Aku terkejut, rasanya seperti tertelan biji rambutan yang macet di tenggorokanku. A Kiong, pria kaleng kerupuk itu! Mana mungkin dia punya sepupu bidadari?
Syahdan membaca pikiranku, ia mengangguk-angguk yakin memastikan, “Iya, betul sekali, Kawan, A Kiong kita itu, tapi aku tak pasti, apakah A Kiong seperti itu karena tumbal ilmu sesat, titisan yang keliru, atau anomali genetika?”
Syahdan vulgar dan sok tahu. Aku segera teringat pada A Kiong. Beberapa hari ini ia belajar di kelas sambil berdiri karena lima biji bisul padi bermunculan di pantatnya sehingga ia tak bisa duduk. Tapi ia berkeras ingin tetap sekolah.

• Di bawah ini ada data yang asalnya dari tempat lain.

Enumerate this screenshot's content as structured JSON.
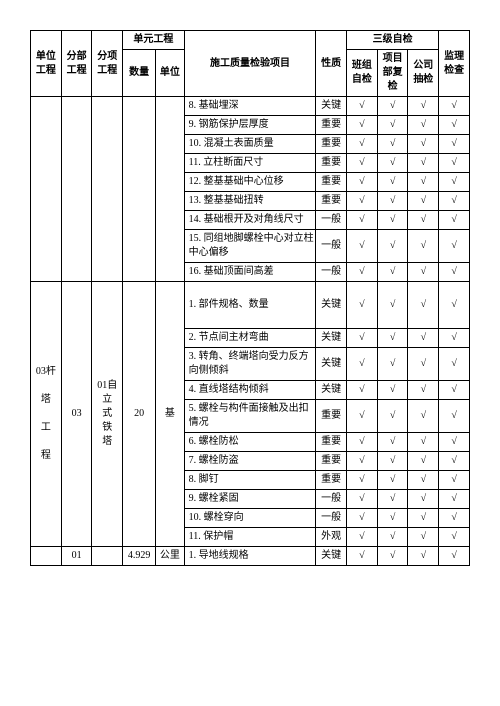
{
  "header": {
    "unit_proj": "单位工程",
    "sub_proj": "分部工程",
    "item_proj": "分项工程",
    "unit_eng": "单元工程",
    "qty": "数量",
    "unit": "单位",
    "insp_item": "施工质量检验项目",
    "nature": "性质",
    "lvl3": "三级自检",
    "team": "班组自检",
    "dept": "项目部复检",
    "company": "公司抽检",
    "supervise": "监理检查"
  },
  "side": {
    "l1": "03杆",
    "l2": "塔",
    "l3": "工",
    "l4": "程",
    "c1": "03",
    "d1": "01自",
    "d2": "立",
    "d3": "式",
    "d4": "铁",
    "d5": "塔",
    "qty": "20",
    "u": "基",
    "c2": "01",
    "qty2": "4.929",
    "u2": "公里"
  },
  "rows": [
    {
      "n": "8.",
      "t": "基础埋深",
      "q": "关键"
    },
    {
      "n": "9.",
      "t": "钢筋保护层厚度",
      "q": "重要"
    },
    {
      "n": "10.",
      "t": "混凝土表面质量",
      "q": "重要"
    },
    {
      "n": "11.",
      "t": "立柱断面尺寸",
      "q": "重要"
    },
    {
      "n": "12.",
      "t": "整基基础中心位移",
      "q": "重要"
    },
    {
      "n": "13.",
      "t": "整基基础扭转",
      "q": "重要"
    },
    {
      "n": "14.",
      "t": "基础根开及对角线尺寸",
      "q": "一般"
    },
    {
      "n": "15.",
      "t": "同组地脚螺栓中心对立柱中心偏移",
      "q": "一般"
    },
    {
      "n": "16.",
      "t": "基础顶面间高差",
      "q": "一般"
    },
    {
      "n": "1.",
      "t": "部件规格、数量",
      "q": "关键"
    },
    {
      "n": "2.",
      "t": "节点间主材弯曲",
      "q": "关键"
    },
    {
      "n": "3.",
      "t": "转角、终端塔向受力反方向侧倾斜",
      "q": "关键"
    },
    {
      "n": "4.",
      "t": "直线塔结构倾斜",
      "q": "关键"
    },
    {
      "n": "5.",
      "t": "螺栓与构件面接触及出扣情况",
      "q": "重要"
    },
    {
      "n": "6.",
      "t": "螺栓防松",
      "q": "重要"
    },
    {
      "n": "7.",
      "t": "螺栓防盗",
      "q": "重要"
    },
    {
      "n": "8.",
      "t": "脚钉",
      "q": "重要"
    },
    {
      "n": "9.",
      "t": "螺栓紧固",
      "q": "一般"
    },
    {
      "n": "10.",
      "t": "螺栓穿向",
      "q": "一般"
    },
    {
      "n": "11.",
      "t": "保护帽",
      "q": "外观"
    },
    {
      "n": "1.",
      "t": "导地线规格",
      "q": "关键"
    }
  ],
  "tick": "√"
}
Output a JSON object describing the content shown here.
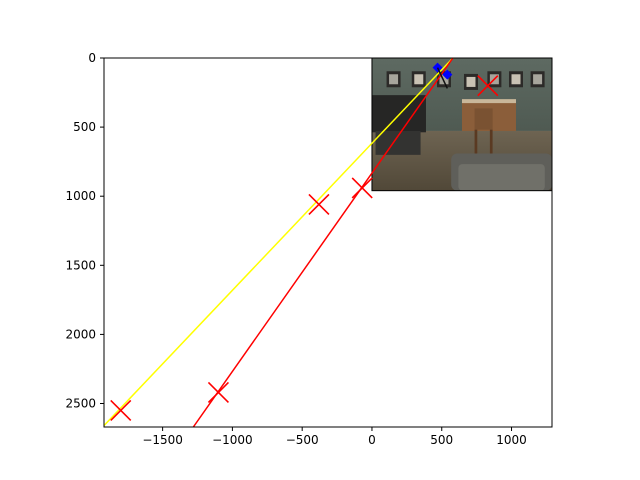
{
  "chart_data": {
    "type": "scatter",
    "title": "",
    "xlabel": "",
    "ylabel": "",
    "xlim": [
      -1920,
      1290
    ],
    "ylim": [
      2670,
      0
    ],
    "y_inverted": true,
    "grid": false,
    "xticks": [
      -1500,
      -1000,
      -500,
      0,
      500,
      1000
    ],
    "yticks": [
      0,
      500,
      1000,
      1500,
      2000,
      2500
    ],
    "xtick_labels": [
      "−1500",
      "−1000",
      "−500",
      "0",
      "500",
      "1000"
    ],
    "ytick_labels": [
      "0",
      "500",
      "1000",
      "1500",
      "2000",
      "2500"
    ],
    "image": {
      "description_extent": [
        0,
        1290,
        960,
        0
      ],
      "content": "photo-of-room-with-chairs"
    },
    "lines": [
      {
        "name": "",
        "color": "#ffff00",
        "x": [
          -1920,
          580
        ],
        "y": [
          2660,
          0
        ]
      },
      {
        "name": "",
        "color": "#ff0000",
        "x": [
          -1280,
          580
        ],
        "y": [
          2670,
          0
        ]
      }
    ],
    "series": [
      {
        "name": "",
        "color": "#ff0000",
        "marker": "x",
        "x": [
          -1800,
          -1100,
          -380,
          -70,
          830
        ],
        "y": [
          2550,
          2420,
          1060,
          940,
          200
        ]
      },
      {
        "name": "",
        "color": "#0000ff",
        "marker": "diamond",
        "x": [
          470,
          540
        ],
        "y": [
          70,
          120
        ]
      }
    ],
    "colors": {
      "axis": "#000000",
      "background": "#ffffff"
    }
  }
}
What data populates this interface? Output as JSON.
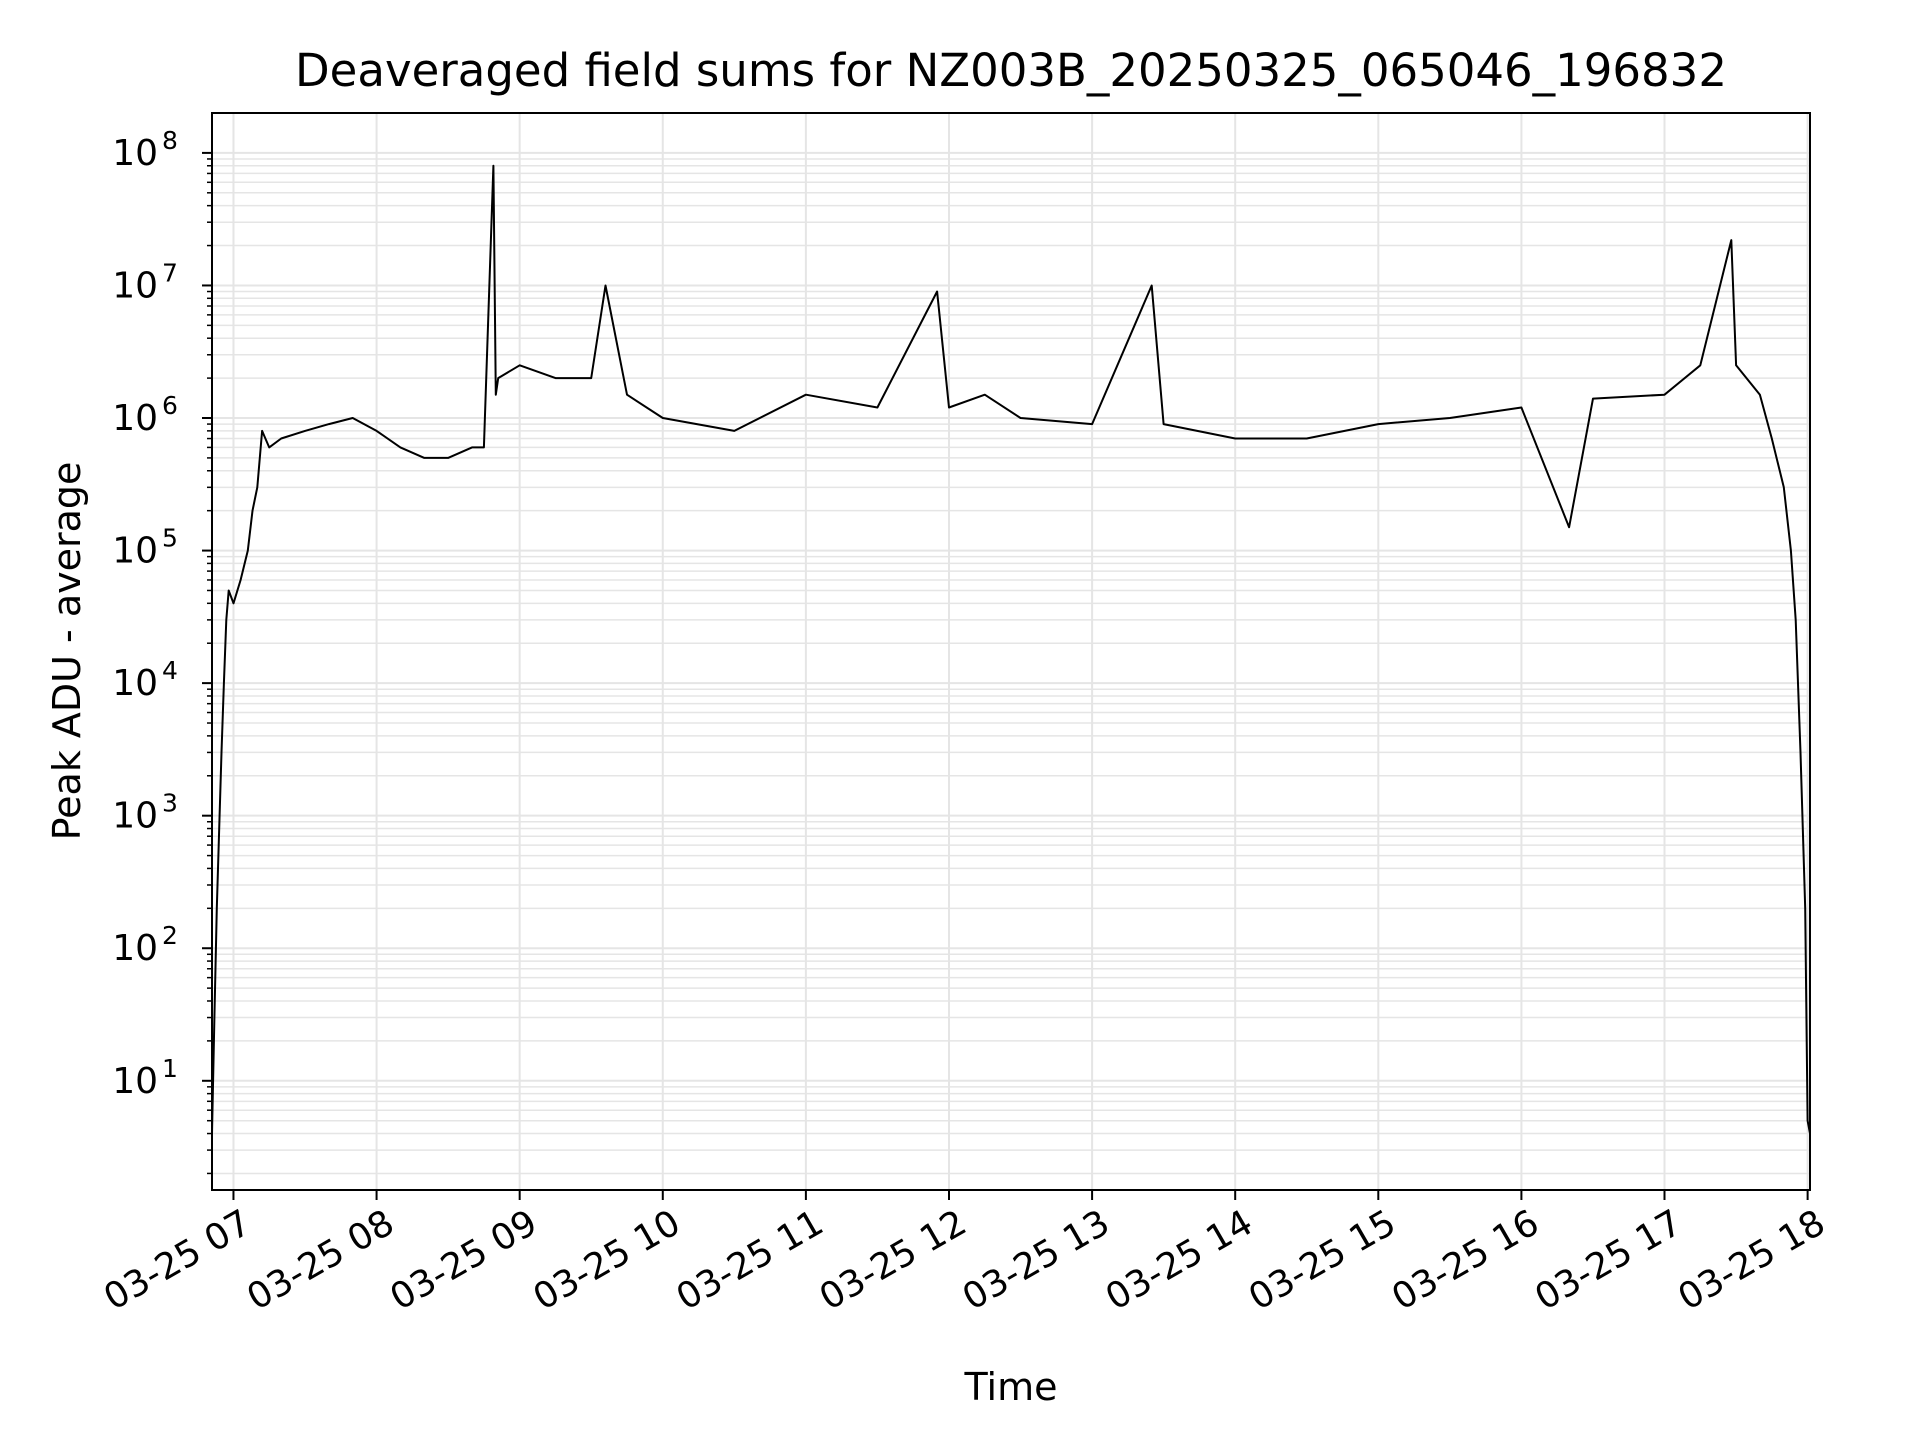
{
  "chart_data": {
    "type": "line",
    "title": "Deaveraged field sums for NZ003B_20250325_065046_196832",
    "xlabel": "Time",
    "ylabel": "Peak ADU - average",
    "yscale": "log",
    "grid": true,
    "legend": "none",
    "line_color": "#000000",
    "grid_color": "#e5e5e5",
    "xlim": [
      "2025-03-25 06:51",
      "2025-03-25 18:01"
    ],
    "ylim": [
      1.5,
      200000000
    ],
    "x_ticks": [
      {
        "value": "2025-03-25 07:00",
        "label": "03-25 07"
      },
      {
        "value": "2025-03-25 08:00",
        "label": "03-25 08"
      },
      {
        "value": "2025-03-25 09:00",
        "label": "03-25 09"
      },
      {
        "value": "2025-03-25 10:00",
        "label": "03-25 10"
      },
      {
        "value": "2025-03-25 11:00",
        "label": "03-25 11"
      },
      {
        "value": "2025-03-25 12:00",
        "label": "03-25 12"
      },
      {
        "value": "2025-03-25 13:00",
        "label": "03-25 13"
      },
      {
        "value": "2025-03-25 14:00",
        "label": "03-25 14"
      },
      {
        "value": "2025-03-25 15:00",
        "label": "03-25 15"
      },
      {
        "value": "2025-03-25 16:00",
        "label": "03-25 16"
      },
      {
        "value": "2025-03-25 17:00",
        "label": "03-25 17"
      },
      {
        "value": "2025-03-25 18:00",
        "label": "03-25 18"
      }
    ],
    "y_ticks": [
      {
        "value": 10,
        "base": "10",
        "exp": "1"
      },
      {
        "value": 100,
        "base": "10",
        "exp": "2"
      },
      {
        "value": 1000,
        "base": "10",
        "exp": "3"
      },
      {
        "value": 10000,
        "base": "10",
        "exp": "4"
      },
      {
        "value": 100000,
        "base": "10",
        "exp": "5"
      },
      {
        "value": 1000000,
        "base": "10",
        "exp": "6"
      },
      {
        "value": 10000000,
        "base": "10",
        "exp": "7"
      },
      {
        "value": 100000000,
        "base": "10",
        "exp": "8"
      }
    ],
    "series": [
      {
        "x": [
          "2025-03-25 06:51",
          "2025-03-25 06:52",
          "2025-03-25 06:53",
          "2025-03-25 06:54",
          "2025-03-25 06:55",
          "2025-03-25 06:56",
          "2025-03-25 06:57",
          "2025-03-25 06:58",
          "2025-03-25 07:00",
          "2025-03-25 07:03",
          "2025-03-25 07:06",
          "2025-03-25 07:08",
          "2025-03-25 07:10",
          "2025-03-25 07:12",
          "2025-03-25 07:15",
          "2025-03-25 07:20",
          "2025-03-25 07:30",
          "2025-03-25 07:40",
          "2025-03-25 07:50",
          "2025-03-25 08:00",
          "2025-03-25 08:10",
          "2025-03-25 08:20",
          "2025-03-25 08:30",
          "2025-03-25 08:40",
          "2025-03-25 08:45",
          "2025-03-25 08:49",
          "2025-03-25 08:50",
          "2025-03-25 08:51",
          "2025-03-25 09:00",
          "2025-03-25 09:15",
          "2025-03-25 09:30",
          "2025-03-25 09:36",
          "2025-03-25 09:45",
          "2025-03-25 10:00",
          "2025-03-25 10:30",
          "2025-03-25 11:00",
          "2025-03-25 11:30",
          "2025-03-25 11:55",
          "2025-03-25 12:00",
          "2025-03-25 12:15",
          "2025-03-25 12:30",
          "2025-03-25 13:00",
          "2025-03-25 13:25",
          "2025-03-25 13:30",
          "2025-03-25 14:00",
          "2025-03-25 14:30",
          "2025-03-25 15:00",
          "2025-03-25 15:30",
          "2025-03-25 16:00",
          "2025-03-25 16:20",
          "2025-03-25 16:30",
          "2025-03-25 17:00",
          "2025-03-25 17:15",
          "2025-03-25 17:28",
          "2025-03-25 17:30",
          "2025-03-25 17:40",
          "2025-03-25 17:45",
          "2025-03-25 17:50",
          "2025-03-25 17:53",
          "2025-03-25 17:55",
          "2025-03-25 17:57",
          "2025-03-25 17:59",
          "2025-03-25 18:00",
          "2025-03-25 18:01"
        ],
        "y": [
          4,
          30,
          200,
          800,
          3000,
          10000,
          30000,
          50000,
          40000,
          60000,
          100000,
          200000,
          300000,
          800000,
          600000,
          700000,
          800000,
          900000,
          1000000,
          800000,
          600000,
          500000,
          500000,
          600000,
          600000,
          80000000,
          1500000,
          2000000,
          2500000,
          2000000,
          2000000,
          10000000,
          1500000,
          1000000,
          800000,
          1500000,
          1200000,
          9000000,
          1200000,
          1500000,
          1000000,
          900000,
          10000000,
          900000,
          700000,
          700000,
          900000,
          1000000,
          1200000,
          150000,
          1400000,
          1500000,
          2500000,
          22000000,
          2500000,
          1500000,
          700000,
          300000,
          100000,
          30000,
          3000,
          200,
          5,
          4
        ]
      }
    ]
  }
}
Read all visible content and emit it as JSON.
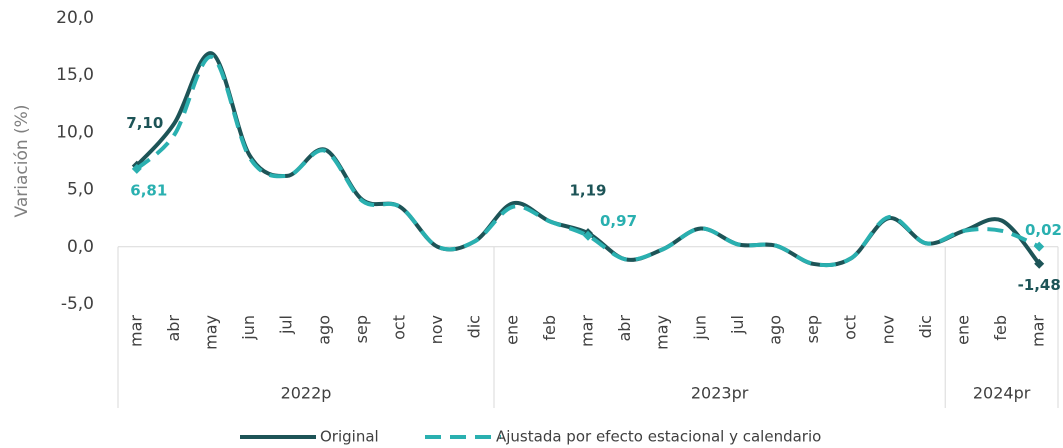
{
  "chart_data": {
    "type": "line",
    "ylabel": "Variación (%)",
    "groups": [
      {
        "label": "2022p",
        "categories": [
          "mar",
          "abr",
          "may",
          "jun",
          "jul",
          "ago",
          "sep",
          "oct",
          "nov",
          "dic"
        ]
      },
      {
        "label": "2023pr",
        "categories": [
          "ene",
          "feb",
          "mar",
          "abr",
          "may",
          "jun",
          "jul",
          "ago",
          "sep",
          "oct",
          "nov",
          "dic"
        ]
      },
      {
        "label": "2024pr",
        "categories": [
          "ene",
          "feb",
          "mar"
        ]
      }
    ],
    "ylim": [
      -5,
      20
    ],
    "yticks": [
      {
        "value": -5,
        "label": "-5,0"
      },
      {
        "value": 0,
        "label": "0,0"
      },
      {
        "value": 5,
        "label": "5,0"
      },
      {
        "value": 10,
        "label": "10,0"
      },
      {
        "value": 15,
        "label": "15,0"
      },
      {
        "value": 20,
        "label": "20,0"
      }
    ],
    "series": [
      {
        "name": "Original",
        "color": "#1d5457",
        "dash": false,
        "values": [
          7.1,
          10.8,
          16.9,
          8.0,
          6.2,
          8.5,
          4.1,
          3.5,
          0.0,
          0.5,
          3.8,
          2.2,
          1.19,
          -1.1,
          -0.2,
          1.6,
          0.2,
          0.1,
          -1.5,
          -1.0,
          2.5,
          0.3,
          1.4,
          2.3,
          -1.48
        ],
        "value_labels": [
          "7,10",
          null,
          null,
          null,
          null,
          null,
          null,
          null,
          null,
          null,
          null,
          null,
          "1,19",
          null,
          null,
          null,
          null,
          null,
          null,
          null,
          null,
          null,
          null,
          null,
          "-1,48"
        ]
      },
      {
        "name": "Ajustada por efecto estacional y calendario",
        "color": "#2ab0b0",
        "dash": true,
        "values": [
          6.81,
          9.8,
          16.6,
          7.8,
          6.2,
          8.4,
          4.0,
          3.5,
          0.0,
          0.5,
          3.5,
          2.2,
          0.97,
          -1.1,
          -0.2,
          1.6,
          0.2,
          0.1,
          -1.5,
          -1.0,
          2.6,
          0.3,
          1.4,
          1.4,
          0.02
        ],
        "value_labels": [
          "6,81",
          null,
          null,
          null,
          null,
          null,
          null,
          null,
          null,
          null,
          null,
          null,
          "0,97",
          null,
          null,
          null,
          null,
          null,
          null,
          null,
          null,
          null,
          null,
          null,
          "0,02"
        ]
      }
    ]
  }
}
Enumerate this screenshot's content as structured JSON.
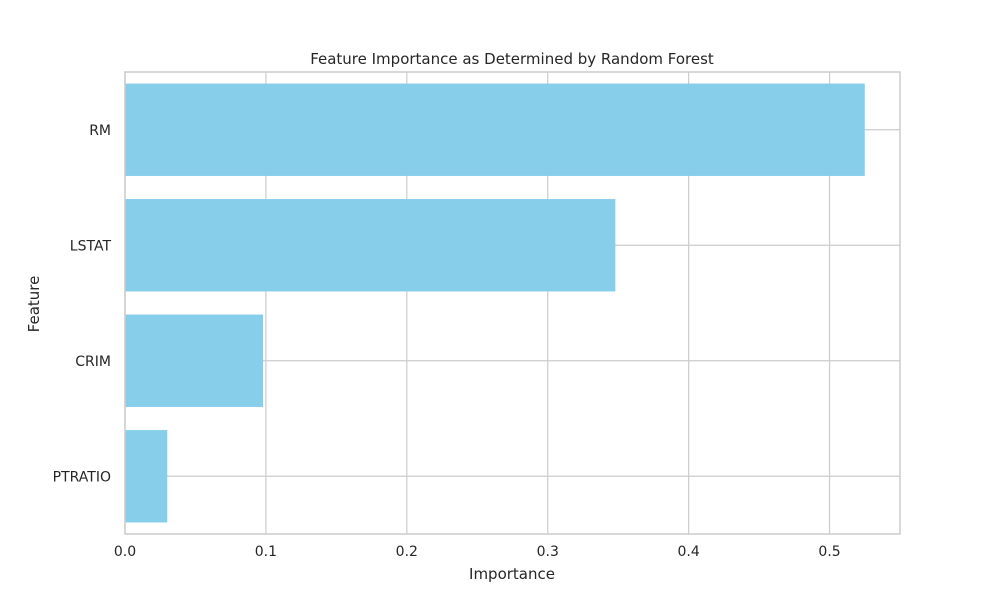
{
  "chart_data": {
    "type": "bar",
    "orientation": "horizontal",
    "title": "Feature Importance as Determined by Random Forest",
    "xlabel": "Importance",
    "ylabel": "Feature",
    "categories": [
      "RM",
      "LSTAT",
      "CRIM",
      "PTRATIO"
    ],
    "values": [
      0.525,
      0.348,
      0.098,
      0.03
    ],
    "xlim": [
      0,
      0.55
    ],
    "xticks": [
      0.0,
      0.1,
      0.2,
      0.3,
      0.4,
      0.5
    ],
    "xtick_labels": [
      "0.0",
      "0.1",
      "0.2",
      "0.3",
      "0.4",
      "0.5"
    ],
    "grid": true,
    "bar_color": "#87CEEB",
    "grid_color": "#cccccc",
    "frame_color": "#cccccc"
  }
}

Aku tak dapat menggamabrkan perasaanku atas semua info ini. Kenyataan bahwa A Ling adalah sepupu a Kiong membuatku bersemangat sekaligus waswas. Aku dan Syahdan berunding serius membahas perkembangan ini dan kami putuskan untuk menceritakan situasinya pada A Kiong. Kami menganggap dialah satusatunya peluang untuk menembus tirai keong itu. Kami giring A Kiong menuju kebun bunga sekolah dan kami dudukkan di abngku kecil dekat kelompok perdu kamar Beloperone, Pittosporum2, dan kembang sepatu yang saat itu sedang bersemi, tempat yang sempurna untuk bermusyawarah soal cinta. A Kiong menyimak dengan saksama ceritaku tapi ia tak bereaksi apa pun, tak ada sedikit pun perubahan air mukanya, ia tidak mengerti apa maksud pembicaraan kami. Pandangannya kosong dan bingung. Aku duga keras A Kiong tak paham sama sekali konsep cinta.
“Mudahnya begini saja, Kiong,” kataku tak sabar. “Aku akan menitipkan padamu surat dan puisi untuk A Ling, maukah kau memberikan padanya? Serahkan padanya kalau kalian sembahyang di kelenteng, pahamkah engkau?”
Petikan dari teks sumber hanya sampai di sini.